Cerebellar syndrome and peripheral neuropathy as manifestations of infection by HTLV-I human T-cell lymphotropic virus

Introduction. Type I human T-cell lymphotropic virus (HTLV-I) is a retrovirus with affinity for CD4 cells. This infection may give rise to a broad spectrum of disorders including T-cell leucemia/lymphoma, the myelopathy/tropical spastic paraparesis complex (M/TSP), and to a lesser extent, uveitis, arthritis, polymyositis and peripheral neuropathy. M/TSP is a progressive, chronic myelopathy characterized by spasticity hypereflexia, muscle weakness and sphincter disorders. Much less frequently it may precede, or give rise to, a cerebellar syndrome with ataxia and intention tremor.
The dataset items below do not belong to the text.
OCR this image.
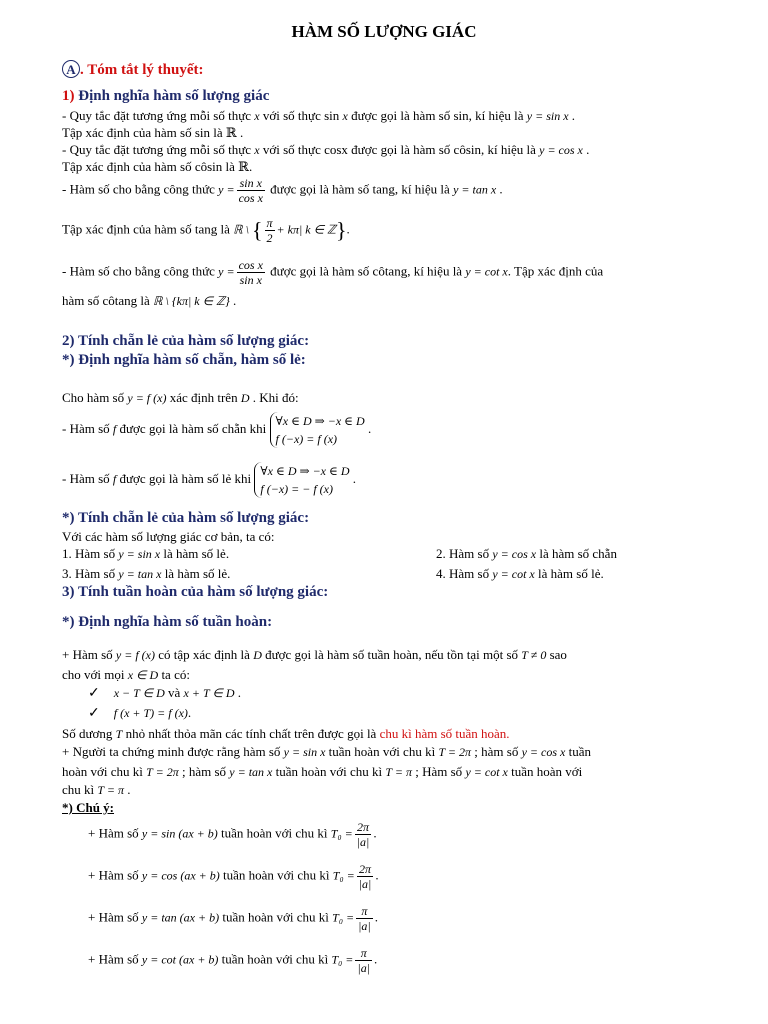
HÀM SỐ LƯỢNG GIÁC
A . Tóm tắt lý thuyết:
1) Định nghĩa hàm số lượng giác
- Quy tắc đặt tương ứng mỗi số thực x với số thực sin x được gọi là hàm số sin, kí hiệu là y = sin x .
Tập xác định của hàm số sin là ℝ .
- Quy tắc đặt tương ứng mỗi số thực x với số thực cosx được gọi là hàm số côsin, kí hiệu là y = cos x .
Tập xác định của hàm số côsin là ℝ.
- Hàm số cho bằng công thức $y = \frac{\text{sin x}}{\text{cos x}}$ được gọi là hàm số tang, kí hiệu là y = tan x .
Tập xác định của hàm số tang là ℝ \ { $\frac{\pi}{2} + k\pi|$ k ∈ ℤ}.
- Hàm số cho bằng công thức $y = \frac{\text{cos x}}{\text{sin x}}$ được gọi là hàm số côtang, kí hiệu là y = cot x. Tập xác định của
hàm số côtang là ℝ \ {kπ| k ∈ ℤ} .
2) Tính chẵn lẻ của hàm số lượng giác:
*) Định nghĩa hàm số chẵn, hàm số lẻ:
Cho hàm số y = f (x) xác định trên D . Khi đó:
- Hàm số f được gọi là hàm số chẵn khi ∀x ∈ D ⇒ −x ∈ D
f (−x) = f (x)
.
- Hàm số f được gọi là hàm số lẻ khi ∀x ∈ D ⇒ −x ∈ D
f (−x) = − f (x)
.
*) Tính chẵn lẻ của hàm số lượng giác:
Với các hàm số lượng giác cơ bản, ta có:
1. Hàm số y = sin x là hàm số lẻ.	2. Hàm số y = cos x là hàm số chẵn
3. Hàm số y = tan x là hàm số lẻ.	4. Hàm số y = cot x là hàm số lẻ.
3) Tính tuần hoàn của hàm số lượng giác:
*) Định nghĩa hàm số tuần hoàn:
+ Hàm số y = f (x) có tập xác định là D được gọi là hàm số tuần hoàn, nếu tồn tại một số T ≠ 0 sao
cho với mọi x ∈ D ta có:
✓ x − T ∈ D và x + T ∈ D .
✓ f (x + T) = f (x).
Số dương T nhỏ nhất thỏa mãn các tính chất trên được gọi là chu kì hàm số tuần hoàn.
+ Người ta chứng minh được rằng hàm số y = sin x tuần hoàn với chu kì T = 2π ; hàm số y = cos x tuần
hoàn với chu kì T = 2π ; hàm số y = tan x tuần hoàn với chu kì T = π ; Hàm số y = cot x tuần hoàn với
chu kì T = π .
*) Chú ý:
+ Hàm số y = sin (ax + b) tuần hoàn với chu kì $T_0 = \frac{2\pi}{|a|}$ .
+ Hàm số y = cos (ax + b) tuần hoàn với chu kì $T_0 = \frac{2\pi}{|a|}$ .
+ Hàm số y = tan (ax + b) tuần hoàn với chu kì $T_0 = \frac{\pi}{|a|}$ .
+ Hàm số y = cot (ax + b) tuần hoàn với chu kì $T_0 = \frac{\pi}{|a|}$ .
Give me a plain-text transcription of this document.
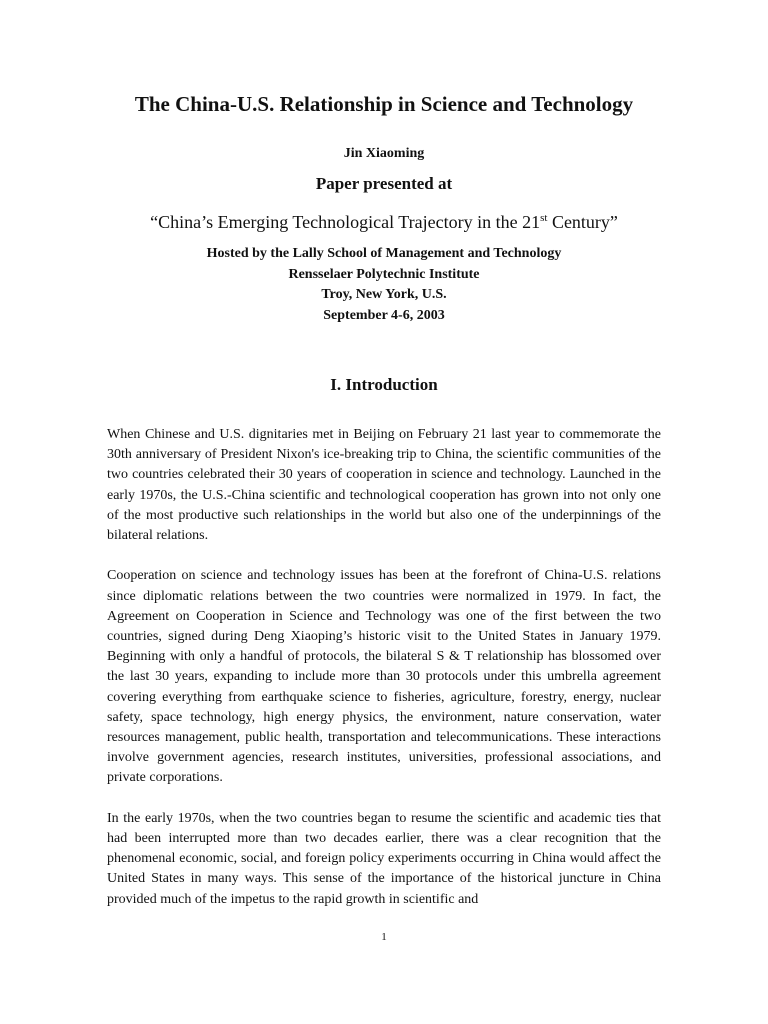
The China-U.S. Relationship in Science and Technology
Jin Xiaoming
Paper presented at
“China’s Emerging Technological Trajectory in the 21st Century”
Hosted by the Lally School of Management and Technology
Rensselaer Polytechnic Institute
Troy, New York, U.S.
September 4-6, 2003
I. Introduction

When Chinese and U.S. dignitaries met in Beijing on February 21 last year to commemorate the 30th anniversary of President Nixon's ice-breaking trip to China, the scientific communities of the two countries celebrated their 30 years of cooperation in science and technology. Launched in the early 1970s, the U.S.-China scientific and technological cooperation has grown into not only one of the most productive such relationships in the world but also one of the underpinnings of the bilateral relations.

Cooperation on science and technology issues has been at the forefront of China-U.S. relations since diplomatic relations between the two countries were normalized in 1979. In fact, the Agreement on Cooperation in Science and Technology was one of the first between the two countries, signed during Deng Xiaoping’s historic visit to the United States in January 1979. Beginning with only a handful of protocols, the bilateral S & T relationship has blossomed over the last 30 years, expanding to include more than 30 protocols under this umbrella agreement covering everything from earthquake science to fisheries, agriculture, forestry, energy, nuclear safety, space technology, high energy physics, the environment, nature conservation, water resources management, public health, transportation and telecommunications. These interactions involve government agencies, research institutes, universities, professional associations, and private corporations.

In the early 1970s, when the two countries began to resume the scientific and academic ties that had been interrupted more than two decades earlier, there was a clear recognition that the phenomenal economic, social, and foreign policy experiments occurring in China would affect the United States in many ways. This sense of the importance of the historical juncture in China provided much of the impetus to the rapid growth in scientific and

1
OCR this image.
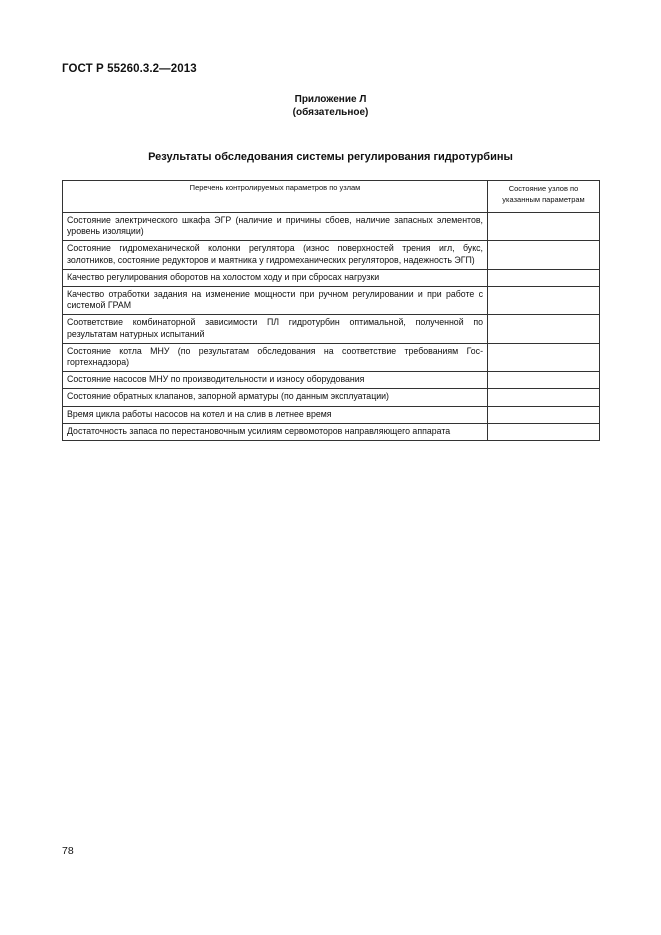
ГОСТ Р 55260.3.2—2013
Приложение Л
(обязательное)
Результаты обследования системы регулирования гидротурбины
Перечень контролируемых параметров по узлам	Состояние узлов по указанным параметрам
Состояние электрического шкафа ЭГР (наличие и причины сбоев, наличие запасных элементов, уровень изоляции)	
Состояние гидромеханической колонки регулятора (износ поверхностей трения игл, букс, золотников, состояние редукторов и маятника у гидромеханических регуляторов, надежность ЭГП)	
Качество регулирования оборотов на холостом ходу и при сбросах нагрузки	
Качество отработки задания на изменение мощности при ручном регулировании и при работе с системой ГРАМ	
Соответствие комбинаторной зависимости ПЛ гидротурбин оптимальной, полученной по результатам натурных испытаний	
Состояние котла МНУ (по результатам обследования на соответствие требованиям Госгортехнадзора)	
Состояние насосов МНУ по производительности и износу оборудования	
Состояние обратных клапанов, запорной арматуры (по данным эксплуатации)	
Время цикла работы насосов на котел и на слив в летнее время	
Достаточность запаса по перестановочным усилиям сервомоторов направляющего аппарата	
78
Clinical case. We describe the case of a 13 year old adolescent girl who presented with a neurological syndrome which had started with tremor of the head and limbs, ataxia, dysmetria, frequent falls and sphincter disorders. During the two and a half years that she had had this illness she had developed spastic paraparesis of the legs and had repeated urinary infections. Serology of blood and CSF was positive for HTLV-1 using the ELISA technique and confirmed by Western-blot. EMG showed predominantly axonal sensomotor neuropathy. A neurogenic bladder was detected on functional urodynamic studies. On MR there was moderate atrophy of the thoracic spinal cord and slight alterations of the subcortical white matter. Conclusions. The presence of a cerebellar syndrome or neuropathy of uncertain origin, in endemic areas, should lead to the inclusion of HTLV-1 infection in the differential diagnosis, even in the absence of pyramidal symptoms or defined M/TSP. Maternal seropositivity supports the hypothesis of mother-daughter transmission during lactation.